Eligible participants in the ILUMYA Phase 3 reSURFACE 1 and 2 trials who remained on treatment for the open-label extension studies received ILUMYA for a total of 208 weeks (reSURFACE 1) and 200 weeks (reSURFACE 2). After four years, ILUMYA treatment led to significant and durable observed improvements in PASI and Physician Global Assessment (PGA) scores – key measures of disease severity.
ILUMYA 100 mg (reSURFACE 1, reSURFACE 2)
o PASI 75: 82 per cent, 89 per cent
o PASI 90: 56 per cent, 64 per cent
o PASI 100: 28 per cent, 35 per cent
o Percentage of participants with favourable PGA response: 58 per cent, 65 per cent
ILUMYA 100 mg was well-tolerated, with a low rate of adverse events (AEs) that were comparable or numerically lower than placebo based upon exposure-adjusted rates for many AE categories.

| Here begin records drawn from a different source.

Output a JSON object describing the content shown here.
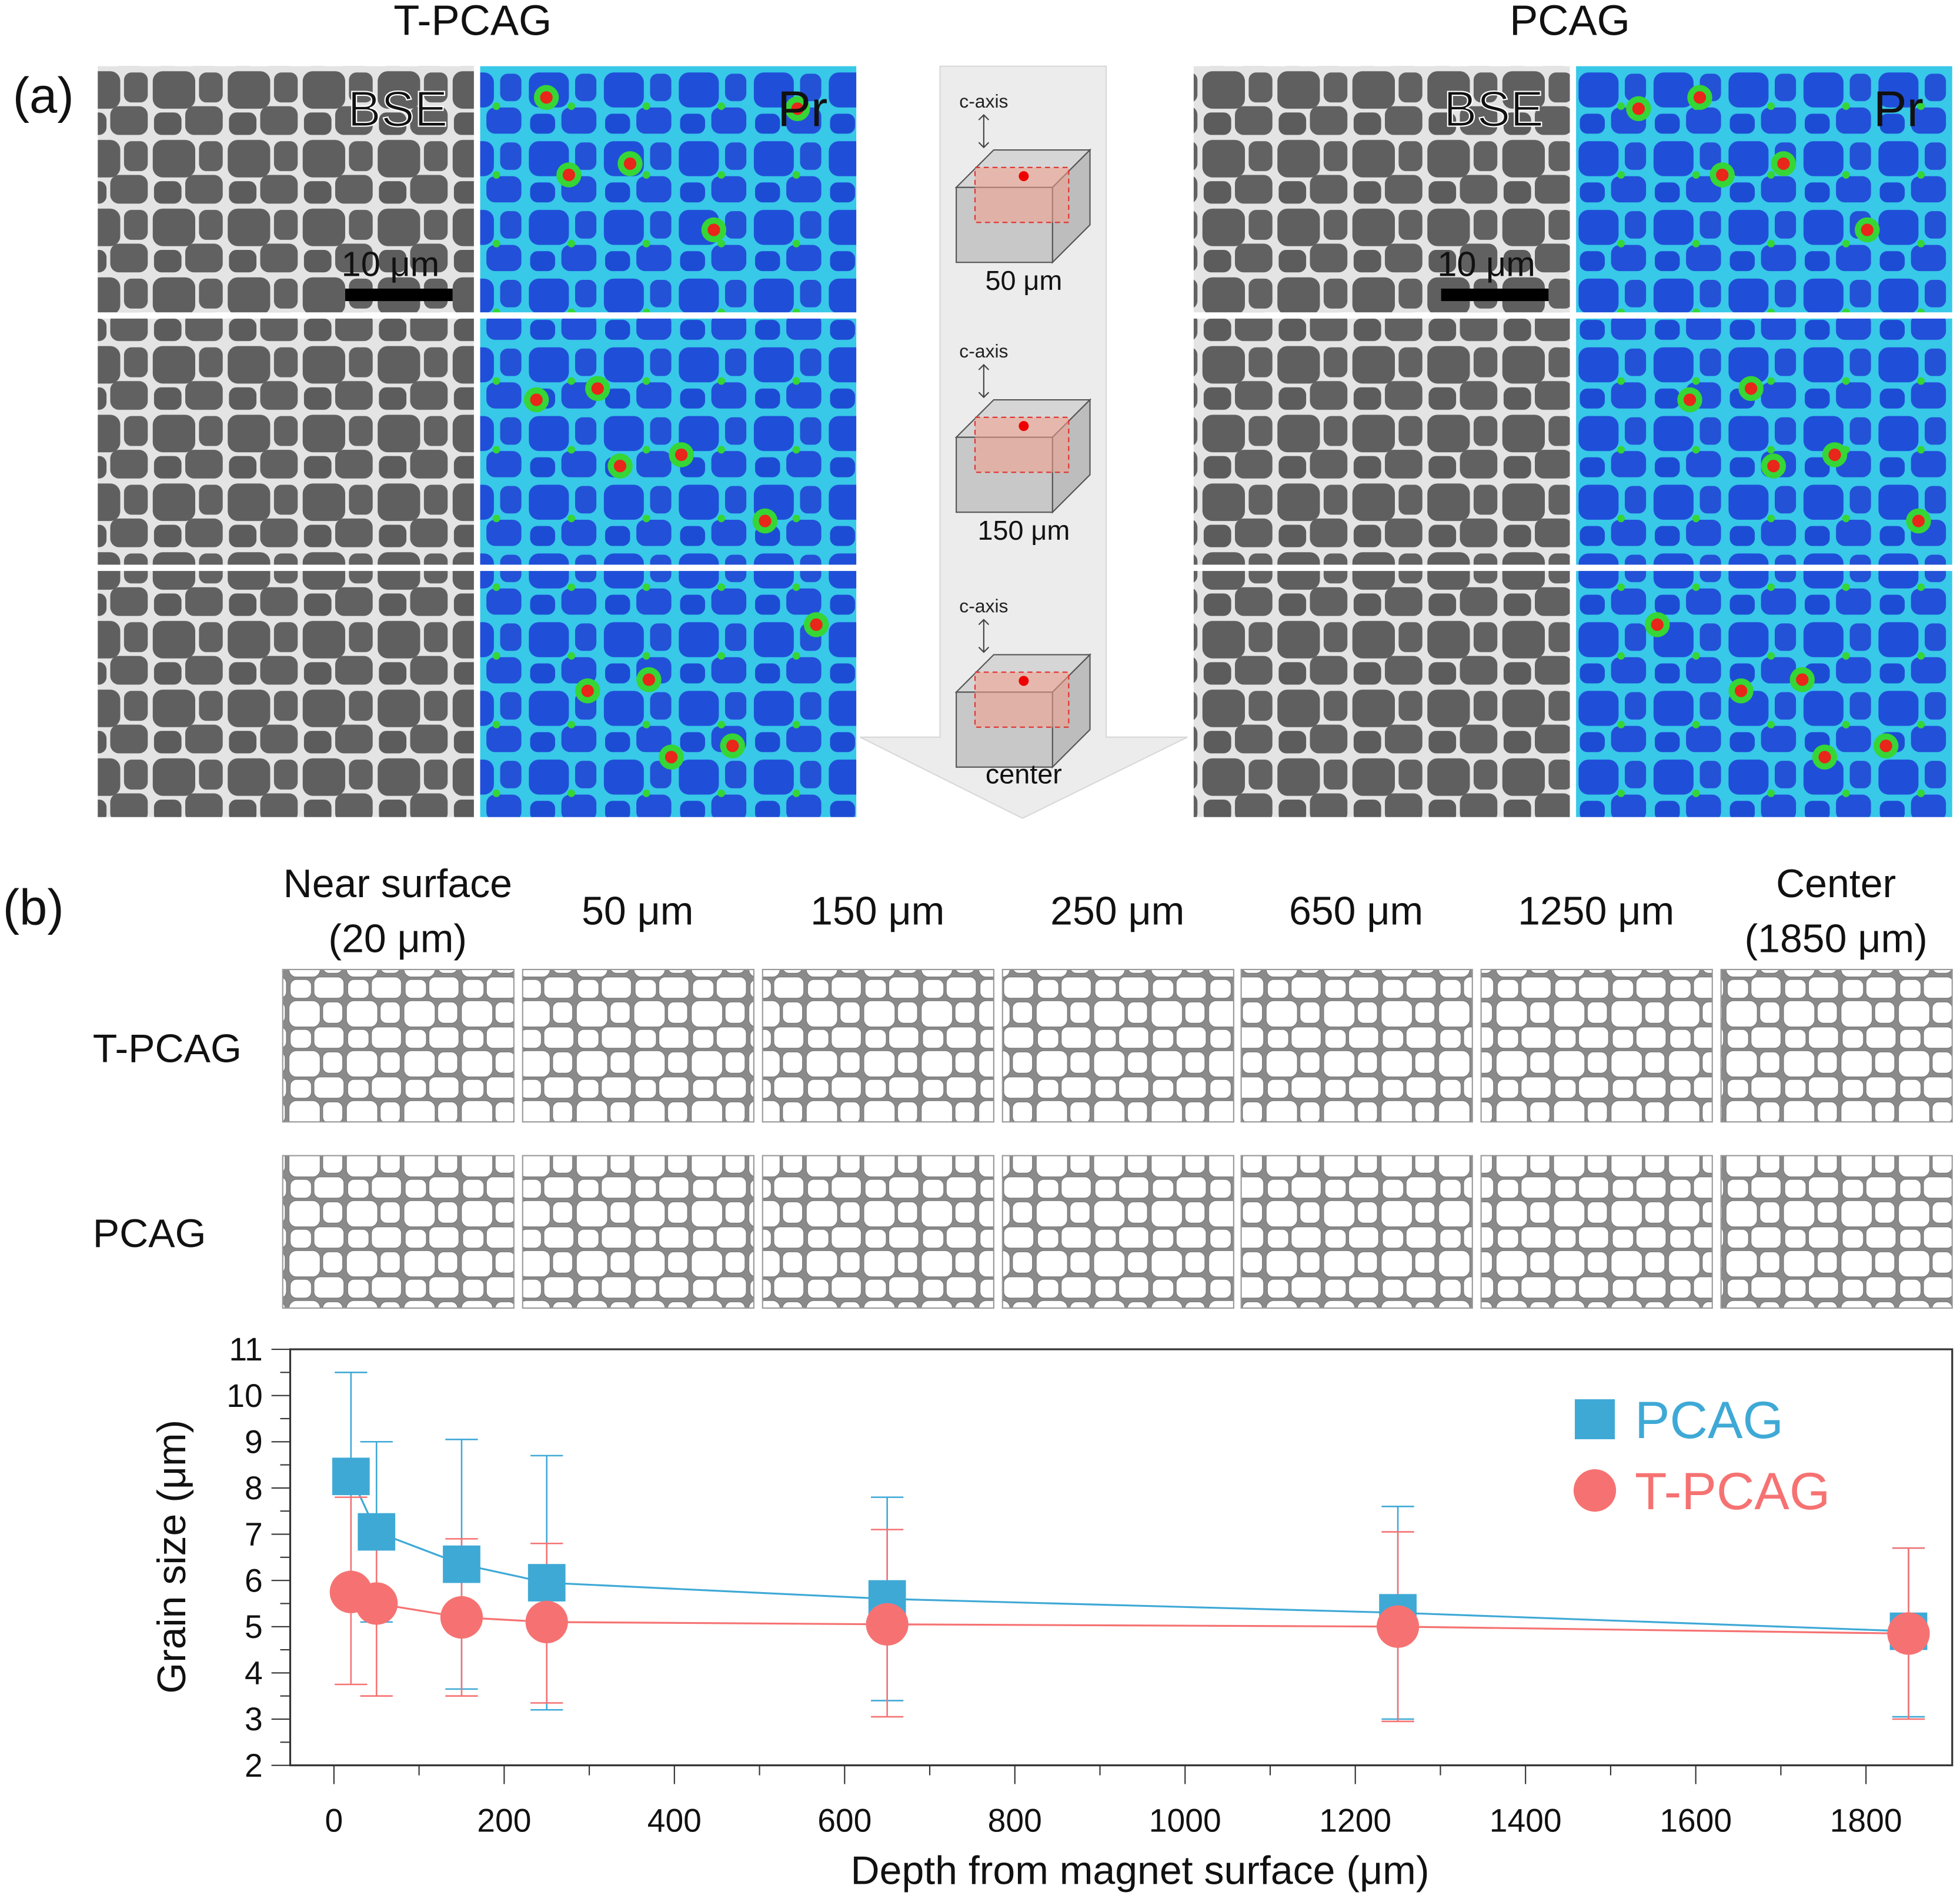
{
  "panel_a": {
    "label": "(a)",
    "left_title": "T-PCAG",
    "right_title": "PCAG",
    "bse_label": "BSE",
    "pr_label": "Pr",
    "scale_bar": "10 μm",
    "schematic": {
      "axis_label": "c-axis",
      "depths": [
        "50 μm",
        "150 μm",
        "center"
      ]
    },
    "colors": {
      "map_blue": "#1f4fd8",
      "map_green": "#35d635",
      "map_red": "#e8261a",
      "bse_grain": "#5e5e5e",
      "bse_boundary": "#e6e6e6"
    }
  },
  "panel_b": {
    "label": "(b)",
    "columns": [
      [
        "Near surface",
        "(20 μm)"
      ],
      [
        "50 μm"
      ],
      [
        "150 μm"
      ],
      [
        "250 μm"
      ],
      [
        "650 μm"
      ],
      [
        "1250 μm"
      ],
      [
        "Center",
        "(1850 μm)"
      ]
    ],
    "rows": [
      "T-PCAG",
      "PCAG"
    ]
  },
  "chart_data": {
    "type": "scatter",
    "xlabel": "Depth from magnet surface (μm)",
    "ylabel": "Grain size (μm)",
    "xlim": [
      -50,
      1950
    ],
    "ylim": [
      2,
      11
    ],
    "xticks": [
      "0",
      "200",
      "400",
      "600",
      "800",
      "1000",
      "1200",
      "1400",
      "1600",
      "1800"
    ],
    "yticks": [
      "2",
      "3",
      "4",
      "5",
      "6",
      "7",
      "8",
      "9",
      "10",
      "11"
    ],
    "legend_position": "top-right",
    "x": [
      20,
      50,
      150,
      250,
      650,
      1250,
      1850
    ],
    "series": [
      {
        "name": "PCAG",
        "color": "#3fa9d6",
        "marker": "square",
        "values": [
          8.25,
          7.05,
          6.35,
          5.95,
          5.6,
          5.3,
          4.9
        ],
        "err_low": [
          6.0,
          5.1,
          3.65,
          3.2,
          3.4,
          3.0,
          3.05
        ],
        "err_high": [
          10.5,
          9.0,
          9.05,
          8.7,
          7.8,
          7.6,
          6.7
        ]
      },
      {
        "name": "T-PCAG",
        "color": "#f67272",
        "marker": "circle",
        "values": [
          5.75,
          5.5,
          5.2,
          5.1,
          5.05,
          5.0,
          4.85
        ],
        "err_low": [
          3.75,
          3.5,
          3.5,
          3.35,
          3.05,
          2.95,
          3.0
        ],
        "err_high": [
          7.8,
          7.4,
          6.9,
          6.8,
          7.1,
          7.05,
          6.7
        ]
      }
    ]
  }
}
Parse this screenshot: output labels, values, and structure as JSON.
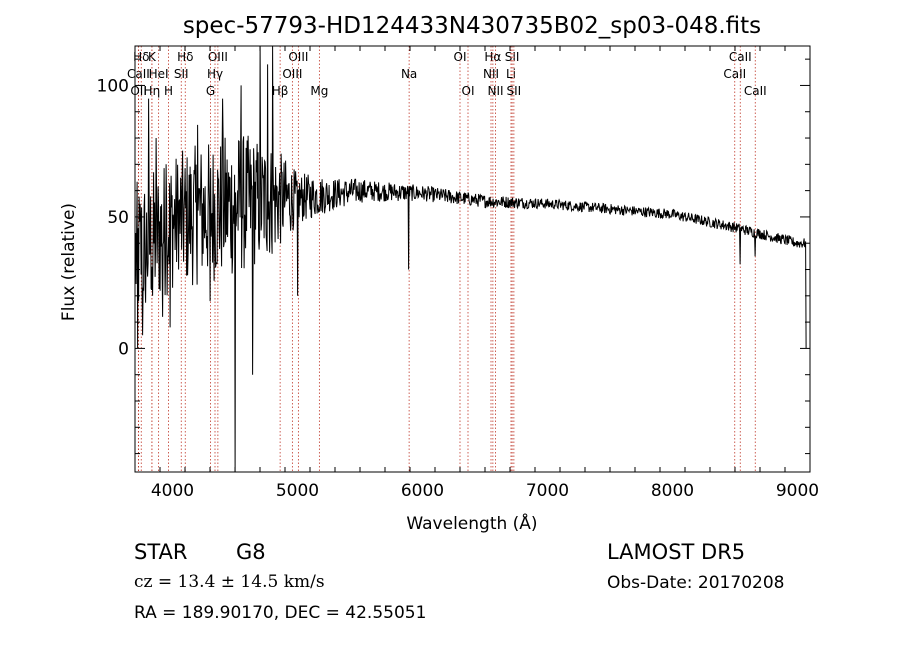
{
  "chart_data": {
    "type": "line",
    "title": "spec-57793-HD124433N430735B02_sp03-048.fits",
    "xlabel": "Wavelength (Å)",
    "ylabel": "Flux (relative)",
    "xlim": [
      3700,
      9100
    ],
    "ylim": [
      -47,
      115
    ],
    "xticks": [
      4000,
      5000,
      6000,
      7000,
      8000,
      9000
    ],
    "yticks": [
      0,
      50,
      100
    ],
    "lines": [
      {
        "name": "Hδ",
        "x": 3750,
        "row": 0
      },
      {
        "name": "K",
        "x": 3835,
        "row": 0
      },
      {
        "name": "Hδ",
        "x": 4102,
        "row": 0
      },
      {
        "name": "OIII",
        "x": 4363,
        "row": 0
      },
      {
        "name": "OIII",
        "x": 5007,
        "row": 0
      },
      {
        "name": "OI",
        "x": 6300,
        "row": 0
      },
      {
        "name": "Hα",
        "x": 6563,
        "row": 0
      },
      {
        "name": "SII",
        "x": 6717,
        "row": 0
      },
      {
        "name": "CaII",
        "x": 8542,
        "row": 0
      },
      {
        "name": "CaII",
        "x": 3727,
        "row": 1
      },
      {
        "name": "HeI",
        "x": 3889,
        "row": 1
      },
      {
        "name": "SII",
        "x": 4070,
        "row": 1
      },
      {
        "name": "Hγ",
        "x": 4340,
        "row": 1
      },
      {
        "name": "OIII",
        "x": 4959,
        "row": 1
      },
      {
        "name": "Na",
        "x": 5893,
        "row": 1
      },
      {
        "name": "NII",
        "x": 6548,
        "row": 1
      },
      {
        "name": "Li",
        "x": 6708,
        "row": 1
      },
      {
        "name": "CaII",
        "x": 8498,
        "row": 1
      },
      {
        "name": "OII",
        "x": 3729,
        "row": 2
      },
      {
        "name": "Hη",
        "x": 3835,
        "row": 2
      },
      {
        "name": "H",
        "x": 3968,
        "row": 2
      },
      {
        "name": "G",
        "x": 4304,
        "row": 2
      },
      {
        "name": "Hβ",
        "x": 4861,
        "row": 2
      },
      {
        "name": "Mg",
        "x": 5175,
        "row": 2
      },
      {
        "name": "OI",
        "x": 6364,
        "row": 2
      },
      {
        "name": "NII",
        "x": 6584,
        "row": 2
      },
      {
        "name": "SII",
        "x": 6731,
        "row": 2
      },
      {
        "name": "CaII",
        "x": 8662,
        "row": 2
      }
    ],
    "continuum": [
      [
        3700,
        35
      ],
      [
        4000,
        48
      ],
      [
        4500,
        55
      ],
      [
        5000,
        57
      ],
      [
        5500,
        60
      ],
      [
        6000,
        59
      ],
      [
        6500,
        56
      ],
      [
        7000,
        55
      ],
      [
        7500,
        53
      ],
      [
        8000,
        51
      ],
      [
        8500,
        46
      ],
      [
        9000,
        40
      ],
      [
        9070,
        40
      ]
    ],
    "noise": [
      [
        3700,
        28
      ],
      [
        4000,
        26
      ],
      [
        4500,
        28
      ],
      [
        4800,
        22
      ],
      [
        5000,
        10
      ],
      [
        5300,
        6
      ],
      [
        5600,
        4
      ],
      [
        6000,
        3
      ],
      [
        7000,
        2
      ],
      [
        9070,
        2
      ]
    ],
    "spikes": [
      [
        3720,
        0
      ],
      [
        3760,
        5
      ],
      [
        3780,
        25
      ],
      [
        3810,
        95
      ],
      [
        3840,
        20
      ],
      [
        3870,
        80
      ],
      [
        3920,
        12
      ],
      [
        3950,
        70
      ],
      [
        3980,
        8
      ],
      [
        4050,
        30
      ],
      [
        4200,
        85
      ],
      [
        4300,
        18
      ],
      [
        4400,
        95
      ],
      [
        4500,
        -47
      ],
      [
        4550,
        100
      ],
      [
        4640,
        -10
      ],
      [
        4700,
        115
      ],
      [
        4760,
        108
      ],
      [
        4800,
        115
      ],
      [
        5000,
        20
      ],
      [
        5890,
        30
      ],
      [
        8540,
        32
      ],
      [
        8660,
        35
      ],
      [
        9070,
        0
      ]
    ]
  },
  "info": {
    "class": "STAR",
    "subclass": "G8",
    "survey": "LAMOST DR5",
    "cz": "cz = 13.4 ± 14.5 km/s",
    "obsdate": "Obs-Date: 20170208",
    "radec": "RA = 189.90170, DEC =  42.55051"
  }
}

Researchers also analysed the reSURFACE 1 and reSURFACE 2 studies to glean insights into whether ILUMYA’s efficacy was similar in people with metabolic syndrome (defined as elevated blood pressure, body mass index/obesity, triglycerides and glucose and low HDL cholesterol levels), as this co-morbid condition can negatively affect people’s response to most biologic psoriasis medicines. This post-hoc analysis showed that the skin clearance levels achieved and sustained with ILUMYA 100 mg at three years were comparable in participants with and without metabolic syndrome.
o PASI 75: 69 per cent with metabolic syndrome; 71 per cent without metabolic syndrome
o PASI 90: 42 per cent with metabolic syndrome; 51 per cent without metabolic syndrome
o PASI 100: 27 per cent with metabolic syndrome; 23 per cent without metabolic syndrome
o PASI 75: 73 per cent with metabolic syndrome; 79 per cent without metabolic syndrome
o PASI 90: 57 per cent with metabolic syndrome; 60 per cent without metabolic syndrome
o PASI 100: 34 per cent with metabolic syndrome; 32 per cent without metabolic syndrome
Three-year adverse event rates usually associated with metabolic syndrome, such as infections, cardiovascular events or complications of diabetes, were no different in study participants with and without metabolic syndrome.3,4
“Moderate-to-severe psoriasis is a lifelong condition, and at Sun Pharma we’re committed to helping people find treatment options that work consistently over time, regardless of any co-morbid conditions, to help manage the frustrating symptoms that for so many years are a part of everyday life,” said Alan Mendelsohn, Associate Vice President, Dermatology Medical Affairs, Sun Pharma. “ILUMYA has been proven to provide significant skin clearance that begins soon after initial use and is maintained for years, with just four doses a year following two starter doses, without demonstrating any new or increased risk of safety events.”